Mark Terry

Wednesday, November 16, 2011


November 16, 2011
For book discussion today, COLD VENGEANCE by Douglas Preston and Lincoln Child. This is, I guess, about book #12 to feature very strange FBI Agent Aloysius Pendergast. But perhaps I should get some disclaimers out of the way. Preston & Child co-write thrillers (tech thrillers, sort of) together, and also write thrillers alone (as well as nonfiction. Preston's true crime THE MONSTER OF FLORENCE is a terrific book). I've read all of their books together, I think, and most of their books that they write alone. Child's UTOPIA is one of my favorite books and Preston's TYRANNOSAUR CANYON is great fun, too.

And I've really enjoyed many of their earlier books together that did NOT feature Pendergast, books like RIPTIDE and THUNDERHEAD.

I've also interviewed Doug Preston and he was gracious enough to blurb my last novel, THE VALLEY OF SHADOWS.

So I'm a little cautious about criticizing. I will say, as much as I've enjoyed most of the books that have Pendergast as the main character, I'm not a huge fan of the character. Oh, I think he's a brilliant character, a sort of modern day Sherlock Holmes with a strange pocket full of quirks and weirdness. But it's his very strangeness that makes him a difficult primary character. Doug and Linc (yeah, like we're buddies) have worked around this (intentionally or not) by usually teaming him up with someone far more normal and likable. After all, Sherlock Holmes was never a POV character - Watson describes him, and it's through Watson's humanity that Holmes becomes a living breathing character. (In my opinion, anyway).

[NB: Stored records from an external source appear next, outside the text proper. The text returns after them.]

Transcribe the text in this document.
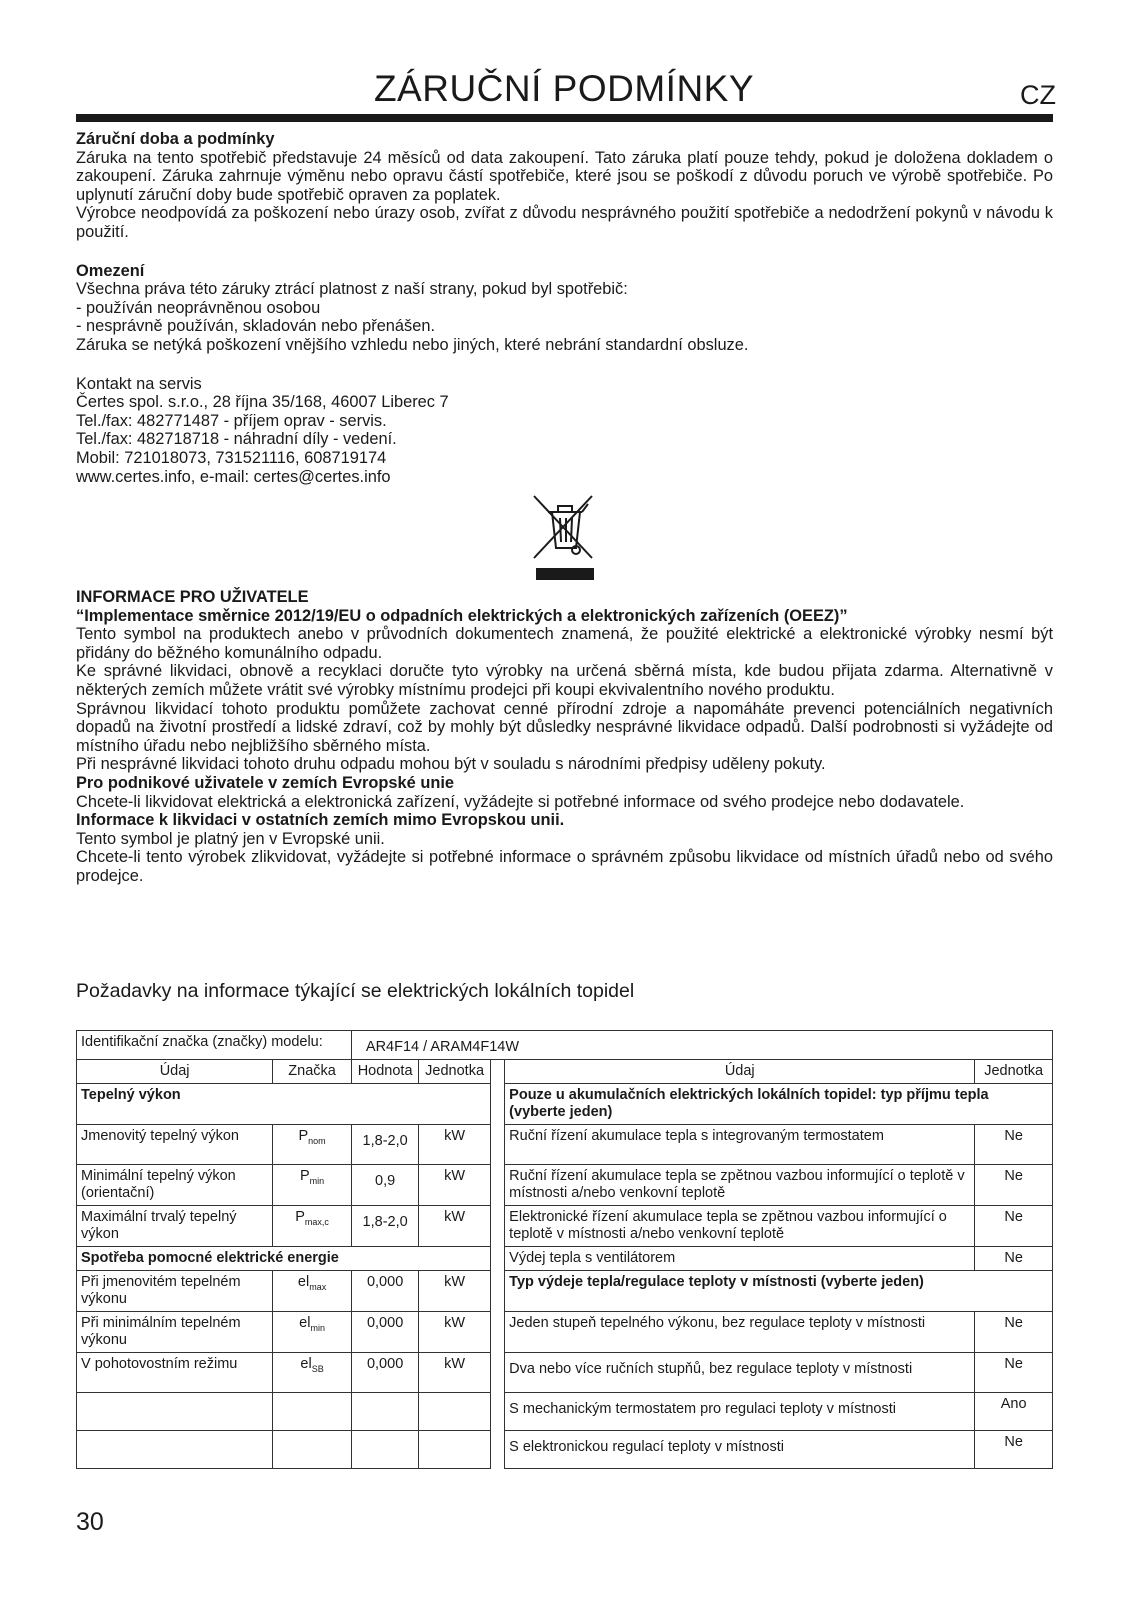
ZÁRUČNÍ PODMÍNKY	CZ

Záruční doba a podmínky

Záruka na tento spotřebič představuje 24 měsíců od data zakoupení. Tato záruka platí pouze tehdy, pokud je doložena dokladem o zakoupení. Záruka zahrnuje výměnu nebo opravu částí spotřebiče, které jsou se poškodí z důvodu poruch ve výrobě spotřebiče. Po uplynutí záruční doby bude spotřebič opraven za poplatek.

Výrobce neodpovídá za poškození nebo úrazy osob, zvířat z důvodu nesprávného použití spotřebiče a nedodržení pokynů v návodu k použití.

Omezení

Všechna práva této záruky ztrácí platnost z naší strany, pokud byl spotřebič:

- používán neoprávněnou osobou

- nesprávně používán, skladován nebo přenášen.

Záruka se netýká poškození vnějšího vzhledu nebo jiných, které nebrání standardní obsluze.

Kontakt na servis

Čertes spol. s.r.o., 28 října 35/168, 46007 Liberec 7

Tel./fax: 482771487 - příjem oprav - servis.

Tel./fax: 482718718 - náhradní díly - vedení.

Mobil: 721018073, 731521116, 608719174

www.certes.info, e-mail: certes@certes.info

INFORMACE PRO UŽIVATELE

“Implementace směrnice 2012/19/EU o odpadních elektrických a elektronických zařízeních (OEEZ)”

Tento symbol na produktech anebo v průvodních dokumentech znamená, že použité elektrické a elektronické výrobky nesmí být přidány do běžného komunálního odpadu.

Ke správné likvidaci, obnově a recyklaci doručte tyto výrobky na určená sběrná místa, kde budou přijata zdarma. Alternativně v některých zemích můžete vrátit své výrobky místnímu prodejci při koupi ekvivalentního nového produktu.

Správnou likvidací tohoto produktu pomůžete zachovat cenné přírodní zdroje a napomáháte prevenci potenciálních negativních dopadů na životní prostředí a lidské zdraví, což by mohly být důsledky nesprávné likvidace odpadů. Další podrobnosti si vyžádejte od místního úřadu nebo nejbližšího sběrného místa.

Při nesprávné likvidaci tohoto druhu odpadu mohou být v souladu s národními předpisy uděleny pokuty.

Pro podnikové uživatele v zemích Evropské unie

Chcete-li likvidovat elektrická a elektronická zařízení, vyžádejte si potřebné informace od svého prodejce nebo dodavatele.

Informace k likvidaci v ostatních zemích mimo Evropskou unii.

Tento symbol je platný jen v Evropské unii.

Chcete-li tento výrobek zlikvidovat, vyžádejte si potřebné informace o správném způsobu likvidace od místních úřadů nebo od svého prodejce.

Požadavky na informace týkající se elektrických lokálních topidel
Identifikační značka (značky) modelu:		AR4F14 / ARAM4F14W				
Údaj	Značka	Hodnota	Jednotka		Údaj	Jednotka
Tepelný výkon					Pouze u akumulačních elektrických lokálních topidel: typ příjmu tepla (vyberte jeden)	
Jmenovitý tepelný výkon	$P_{nom}$	1,8-2,0	kW		Ruční řízení akumulace tepla s integrovaným termostatem	Ne
Minimální tepelný výkon (orientační)	$P_{min}$	0,9	kW		Ruční řízení akumulace tepla se zpětnou vazbou informující o teplotě v místnosti a/nebo venkovní teplotě	Ne
Maximální trvalý tepelný výkon	$P_{max,c}$	1,8-2,0	kW		Elektronické řízení akumulace tepla se zpětnou vazbou informující o teplotě v místnosti a/nebo venkovní teplotě	Ne
Spotřeba pomocné elektrické energie					Výdej tepla s ventilátorem	Ne
Při jmenovitém tepelném výkonu	$el_{max}$	0,000	kW		Typ výdeje tepla/regulace teploty v místnosti (vyberte jeden)	
Při minimálním tepelném výkonu	$el_{min}$	0,000	kW		Jeden stupeň tepelného výkonu, bez regulace teploty v místnosti	Ne
V pohotovostním režimu	$el_{SB}$	0,000	kW		Dva nebo více ručních stupňů, bez regulace teploty v místnosti	Ne
					S mechanickým termostatem pro regulaci teploty v místnosti	Ano
					S elektronickou regulací teploty v místnosti	Ne
30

Well, that's a bit of a problem in COLD VENGEANCE, because for the most part, Pendergast is the main character. There are other characters - including from previous books - that are in here. Typically Pendergast's "Watson" is NYC cop Vincent D'Agosta, who is in maybe 10% of this book.

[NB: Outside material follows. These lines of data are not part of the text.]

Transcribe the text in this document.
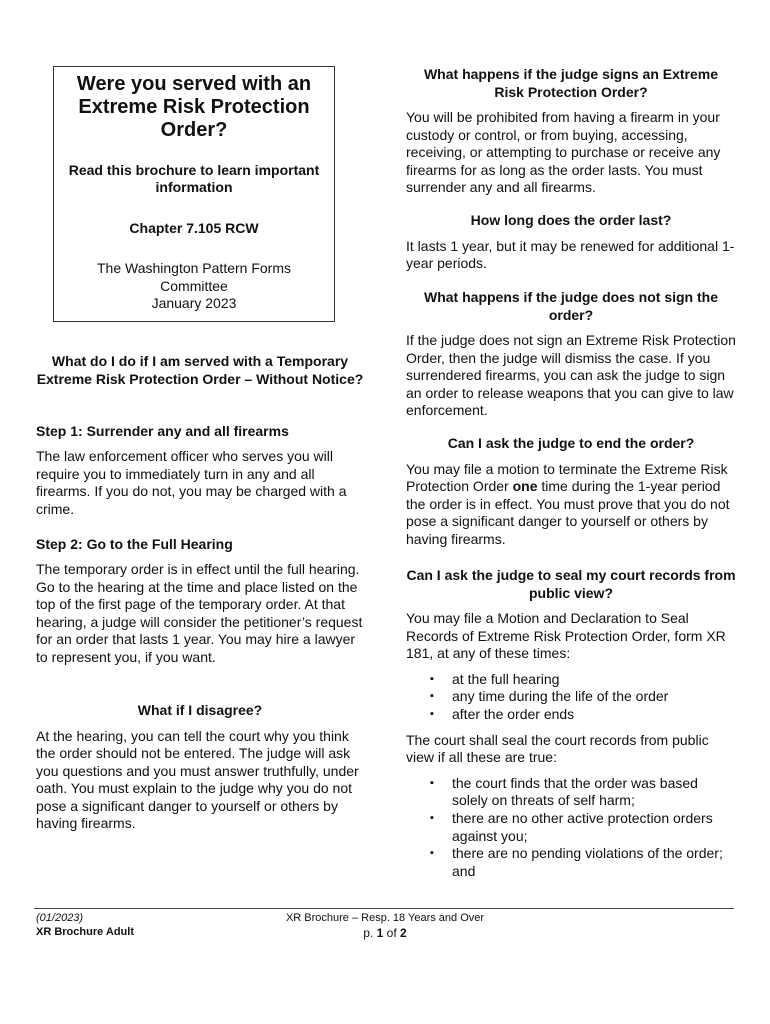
Were you served with an Extreme Risk Protection Order?
Read this brochure to learn important information
Chapter 7.105 RCW
The Washington Pattern Forms Committee
January 2023
What do I do if I am served with a Temporary Extreme Risk Protection Order – Without Notice?
Step 1: Surrender any and all firearms

The law enforcement officer who serves you will require you to immediately turn in any and all firearms. If you do not, you may be charged with a crime.

Step 2: Go to the Full Hearing

The temporary order is in effect until the full hearing. Go to the hearing at the time and place listed on the top of the first page of the temporary order. At that hearing, a judge will consider the petitioner’s request for an order that lasts 1 year. You may hire a lawyer to represent you, if you want.

What if I disagree?

At the hearing, you can tell the court why you think the order should not be entered. The judge will ask you questions and you must answer truthfully, under oath. You must explain to the judge why you do not pose a significant danger to yourself or others by having firearms.

What happens if the judge signs an Extreme Risk Protection Order?

You will be prohibited from having a firearm in your custody or control, or from buying, accessing, receiving, or attempting to purchase or receive any firearms for as long as the order lasts. You must surrender any and all firearms.

How long does the order last?

It lasts 1 year, but it may be renewed for additional 1-year periods.

What happens if the judge does not sign the order?

If the judge does not sign an Extreme Risk Protection Order, then the judge will dismiss the case. If you surrendered firearms, you can ask the judge to sign an order to release weapons that you can give to law enforcement.

Can I ask the judge to end the order?

You may file a motion to terminate the Extreme Risk Protection Order one time during the 1-year period the order is in effect. You must prove that you do not pose a significant danger to yourself or others by having firearms.

Can I ask the judge to seal my court records from public view?

You may file a Motion and Declaration to Seal Records of Extreme Risk Protection Order, form XR 181, at any of these times:

▪ at the full hearing
▪ any time during the life of the order
▪ after the order ends

The court shall seal the court records from public view if all these are true:

▪ the court finds that the order was based solely on threats of self harm;
▪ there are no other active protection orders against you;
▪ there are no pending violations of the order; and
(01/2023)
XR Brochure Adult
XR Brochure – Resp. 18 Years and Over
p. 1 of 2
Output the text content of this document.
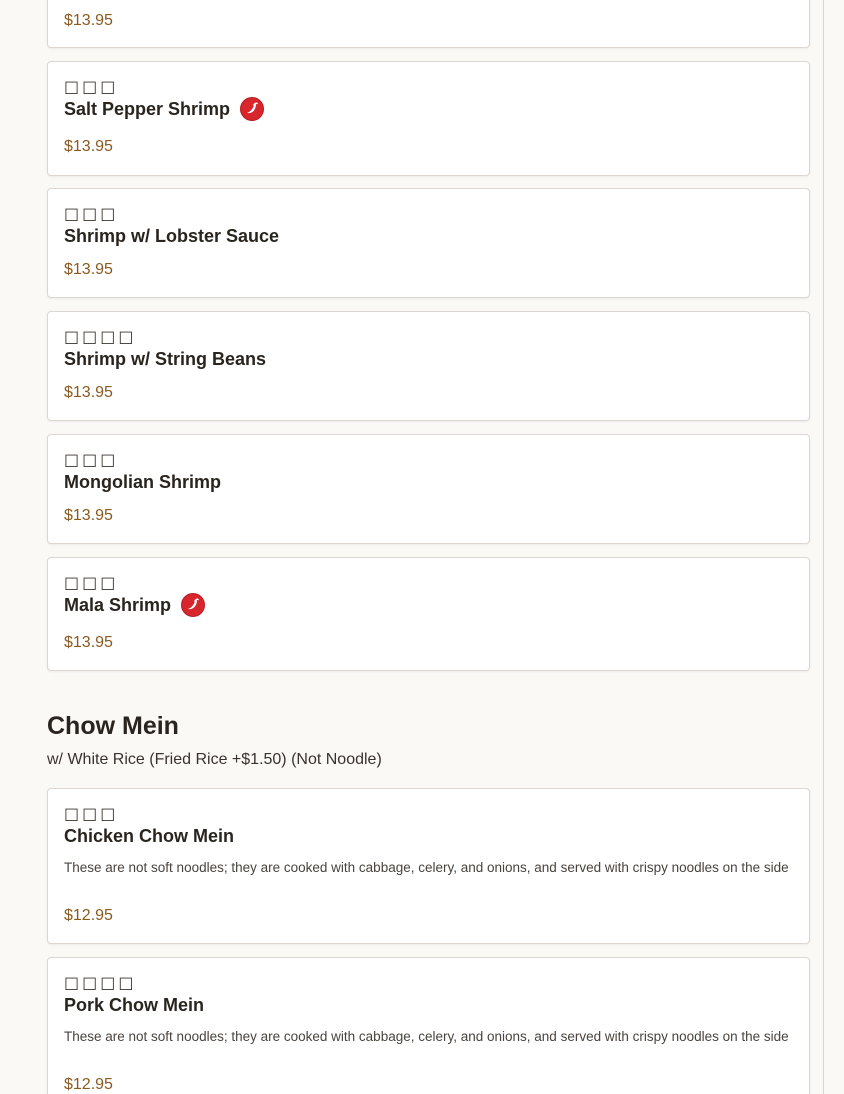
$13.95
□□□
Salt Pepper Shrimp
$13.95
□□□
Shrimp w/ Lobster Sauce
$13.95
□□□□
Shrimp w/ String Beans
$13.95
□□□
Mongolian Shrimp
$13.95
□□□
Mala Shrimp
$13.95
Chow Mein
w/ White Rice (Fried Rice +$1.50) (Not Noodle)
□□□
Chicken Chow Mein
These are not soft noodles; they are cooked with cabbage, celery, and onions, and served with crispy noodles on the side
$12.95
□□□□
Pork Chow Mein
These are not soft noodles; they are cooked with cabbage, celery, and onions, and served with crispy noodles on the side
$12.95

The other thing is that Doug & Lync tend to write these books as trilogies. COLD VENGEANCE is the 2nd book in an apparent trilogy, with the first being FEVER DREAM (which I liked quite a bit, actually). In true STAR WARS: THE EMPIRE STRIKES BACK fashion, COLD VENGEANCE leaves so many threads hanging that it doesn't feel like a complete novel. Which can be frustrating.

So, briefly: in FEVER DREAM, Pendergast finds evidence that the death of his beloved wife, Helen (during an African hunting accident in which she was mauled to death by a lion) eleven years earlier was actually homicide. Intent on finding out who killed her, he goes all over the place, discovering some involvement with a weird avian virus related - yeah, I couldn't possibly connect these dots in a blog post - to a missing painting by Audubon.

So, then, in COLD VENGEANCE, Pendergast's brother-in-law attempts to murder him and lets slip that Helen isn't actually dead. So Pendergast goes on an uncharacteristically emotional rampage (in a cold, calculated, methodical emotional rampage sort of way) to track down his brother-in-law in order to force him to reveal his wife's location, all the while hinting at some Nazi cabal called the Covenant.

Got that?

Okay, good. So, although I enjoyed the book fairly well, there were some frustrating things in it. Their writing, however, isn't one of them. Their writing sort of requires me to use the dictionary function on my Kindle a bit more often than usual, but it's nicely efficient yet elegant writing.